ORLANDO MAGIC – Head Coach Jacque Vaughn has his hands full if he hopes to coax enough wins out of this squad to keep Orlando out of the lottery in its first season without Dwight Howard. Jameer Nelson, HedoTurkoglu, Al Harrington, J.J. Reddick and Aaron Afflalo have enough talent and experience to keep this team competitive. Glen Davis stepped up in the postseason like the Yankees’ Raul Ibanez, and if he can transfer that production of 19 points and nine rebounds to some regular season consistency, Orlando might indeed prove to have some magic up its sleeve, Howard or no Howard.
ATLANTA HAWKS – The Hawks will be looking to make its sixth straight playoff appearance and you have to admire new General Manager Danny Ferry’s prompt attention to strengthening the team for a push beyond the playoffs’ second round. I love Lou Williams’ ability to spontaneously combust on offense. His scoring, along with the contributions of veteran Anthony Morrow and John Jenkins, the talented rookie from Vanderbilt, should fill the void of Joe Johnson’s departure. Jeff Teague, Josh Smith and Al Horford are a formidable trio. With Devin Harris coming in off the bench, the Hawks will have a tough point guard tandem. This team could soar if Josh Smith plays like the franchise superstar he yearns to be. But if he insists on jacking up terrible shots, his terrific shot blocking and defense will not be enough to avoid another early playoff exit. The good news is that Ferry’s swift decision to move Johnson and Marvin Williams have freed up significant cash for a big free agent splash next summer.

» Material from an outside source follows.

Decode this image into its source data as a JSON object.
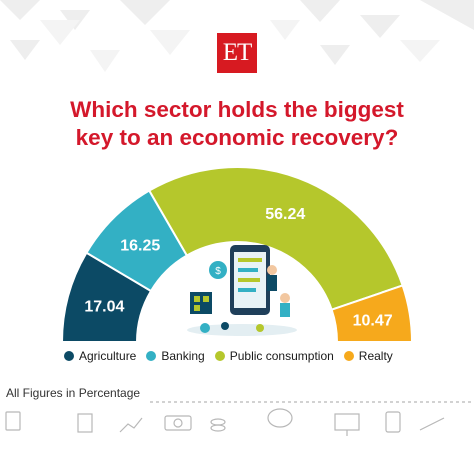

WASHINGTON WIZARDS – With the drafting of Bradley Beal, the Wizards have one of the league’s best young backcourts. Unfortunately, the knee injury to John Wall, which could sideline him for up to two months, will stunt their development as a tandem this year. But the future looks bright in DC. The additions of Nene, Trevor Ariza and EmekaOkafor will be a marked improvement from the days of JaVale McGee and AndrayBlatche. Jordan Crawford can score with the best of them, and if he can improve his shot selection and shooting percentages, if Jan Vesely can prove to be the player that his tantalizing potential suggests he can be, and if Wall can return and take the next step in his development, Washington could be in contention for one of the East’s last playoff spots.

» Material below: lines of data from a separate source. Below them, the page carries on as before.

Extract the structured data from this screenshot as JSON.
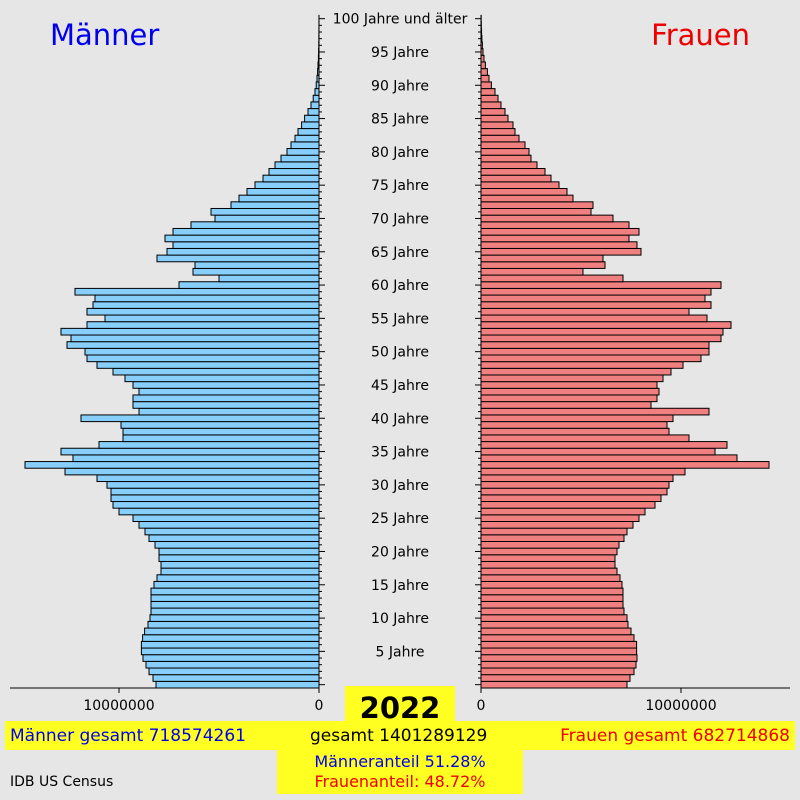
{
  "header": {
    "men_title": "Männer",
    "women_title": "Frauen"
  },
  "year": "2022",
  "summary": {
    "men_total": "Männer gesamt 718574261",
    "grand_total": "gesamt 1401289129",
    "women_total": "Frauen gesamt 682714868",
    "men_share": "Männeranteil 51.28%",
    "women_share": "Frauenanteil: 48.72%"
  },
  "source": "IDB US Census",
  "colors": {
    "men_bar": "#87cefa",
    "women_bar": "#f08080",
    "men_text": "#0000ee",
    "women_text": "#ee0000",
    "highlight": "#ffff22"
  },
  "chart_data": {
    "type": "bar",
    "orientation": "horizontal",
    "subtype": "population-pyramid",
    "age_groups": [
      0,
      1,
      2,
      3,
      4,
      5,
      6,
      7,
      8,
      9,
      10,
      11,
      12,
      13,
      14,
      15,
      16,
      17,
      18,
      19,
      20,
      21,
      22,
      23,
      24,
      25,
      26,
      27,
      28,
      29,
      30,
      31,
      32,
      33,
      34,
      35,
      36,
      37,
      38,
      39,
      40,
      41,
      42,
      43,
      44,
      45,
      46,
      47,
      48,
      49,
      50,
      51,
      52,
      53,
      54,
      55,
      56,
      57,
      58,
      59,
      60,
      61,
      62,
      63,
      64,
      65,
      66,
      67,
      68,
      69,
      70,
      71,
      72,
      73,
      74,
      75,
      76,
      77,
      78,
      79,
      80,
      81,
      82,
      83,
      84,
      85,
      86,
      87,
      88,
      89,
      90,
      91,
      92,
      93,
      94,
      95,
      96,
      97,
      98,
      99,
      100
    ],
    "age_tick_labels": [
      {
        "age": 5,
        "label": "5 Jahre"
      },
      {
        "age": 10,
        "label": "10 Jahre"
      },
      {
        "age": 15,
        "label": "15 Jahre"
      },
      {
        "age": 20,
        "label": "20 Jahre"
      },
      {
        "age": 25,
        "label": "25 Jahre"
      },
      {
        "age": 30,
        "label": "30 Jahre"
      },
      {
        "age": 35,
        "label": "35 Jahre"
      },
      {
        "age": 40,
        "label": "40 Jahre"
      },
      {
        "age": 45,
        "label": "45 Jahre"
      },
      {
        "age": 50,
        "label": "50 Jahre"
      },
      {
        "age": 55,
        "label": "55 Jahre"
      },
      {
        "age": 60,
        "label": "60 Jahre"
      },
      {
        "age": 65,
        "label": "65 Jahre"
      },
      {
        "age": 70,
        "label": "70 Jahre"
      },
      {
        "age": 75,
        "label": "75 Jahre"
      },
      {
        "age": 80,
        "label": "80 Jahre"
      },
      {
        "age": 85,
        "label": "85 Jahre"
      },
      {
        "age": 90,
        "label": "90 Jahre"
      },
      {
        "age": 95,
        "label": "95 Jahre"
      },
      {
        "age": 100,
        "label": "100 Jahre und älter"
      }
    ],
    "x_ticks": [
      {
        "value": 0,
        "label": "0"
      },
      {
        "value": 10000000,
        "label": "10000000"
      }
    ],
    "xlim": [
      0,
      15500000
    ],
    "series": [
      {
        "name": "Männer",
        "side": "left",
        "values": [
          8150000,
          8300000,
          8500000,
          8650000,
          8800000,
          8880000,
          8880000,
          8820000,
          8720000,
          8550000,
          8450000,
          8400000,
          8400000,
          8400000,
          8400000,
          8250000,
          8100000,
          7900000,
          7900000,
          8000000,
          8000000,
          8200000,
          8500000,
          8700000,
          9000000,
          9300000,
          10000000,
          10300000,
          10400000,
          10400000,
          10600000,
          11100000,
          12700000,
          14700000,
          12300000,
          12900000,
          11000000,
          9800000,
          9800000,
          9900000,
          11900000,
          9000000,
          9300000,
          9300000,
          9000000,
          9300000,
          9700000,
          10300000,
          11100000,
          11600000,
          11700000,
          12600000,
          12400000,
          12900000,
          11600000,
          10700000,
          11600000,
          11300000,
          11200000,
          12200000,
          7000000,
          5000000,
          6300000,
          6200000,
          8100000,
          7600000,
          7300000,
          7700000,
          7300000,
          6400000,
          5200000,
          5400000,
          4400000,
          4000000,
          3600000,
          3200000,
          2800000,
          2500000,
          2200000,
          1900000,
          1600000,
          1400000,
          1200000,
          1050000,
          870000,
          720000,
          550000,
          400000,
          290000,
          200000,
          140000,
          100000,
          70000,
          50000,
          30000,
          20000,
          12000,
          8000,
          5000,
          3000,
          2000
        ]
      },
      {
        "name": "Frauen",
        "side": "right",
        "values": [
          7300000,
          7450000,
          7650000,
          7750000,
          7800000,
          7780000,
          7780000,
          7650000,
          7500000,
          7350000,
          7300000,
          7150000,
          7100000,
          7100000,
          7100000,
          7050000,
          6950000,
          6800000,
          6700000,
          6700000,
          6800000,
          6900000,
          7150000,
          7300000,
          7600000,
          7900000,
          8200000,
          8700000,
          9000000,
          9300000,
          9400000,
          9600000,
          10200000,
          14400000,
          12800000,
          11700000,
          12300000,
          10400000,
          9400000,
          9300000,
          9600000,
          11400000,
          8500000,
          8800000,
          8900000,
          8800000,
          9100000,
          9500000,
          10100000,
          11000000,
          11400000,
          11400000,
          12000000,
          12100000,
          12500000,
          11300000,
          10400000,
          11500000,
          11200000,
          11500000,
          12000000,
          7100000,
          5100000,
          6200000,
          6100000,
          8000000,
          7800000,
          7400000,
          7900000,
          7400000,
          6600000,
          5500000,
          5600000,
          4600000,
          4300000,
          3900000,
          3500000,
          3200000,
          2800000,
          2500000,
          2400000,
          2200000,
          1900000,
          1700000,
          1600000,
          1350000,
          1200000,
          1000000,
          850000,
          700000,
          520000,
          400000,
          320000,
          220000,
          150000,
          100000,
          70000,
          45000,
          28000,
          17000,
          10000
        ]
      }
    ]
  }
}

CHARLOTTE BOBCATS – There’s no place to go but up for the franchise who finished last year with the league’s worst winning percentage ever. Ben Gordon, Brendan Haywood and Ramon Sessions will add some veteran savvy and for a team whose early success will be judged by effort rather than victories, while rookie Michael Kidd-Gilchrist and his relentless work ethic will be very well received in the Queen City. Bismack Biyombo is still as raw as they come offensively, but his defensive presence is already top shelf. With Kemba Walker, Tyrus Thomas and Gerald Henderson, who should all be anxious to erase the profundity of last year’s terrible campaign, look for a marked improvement from this year’s Bobcats.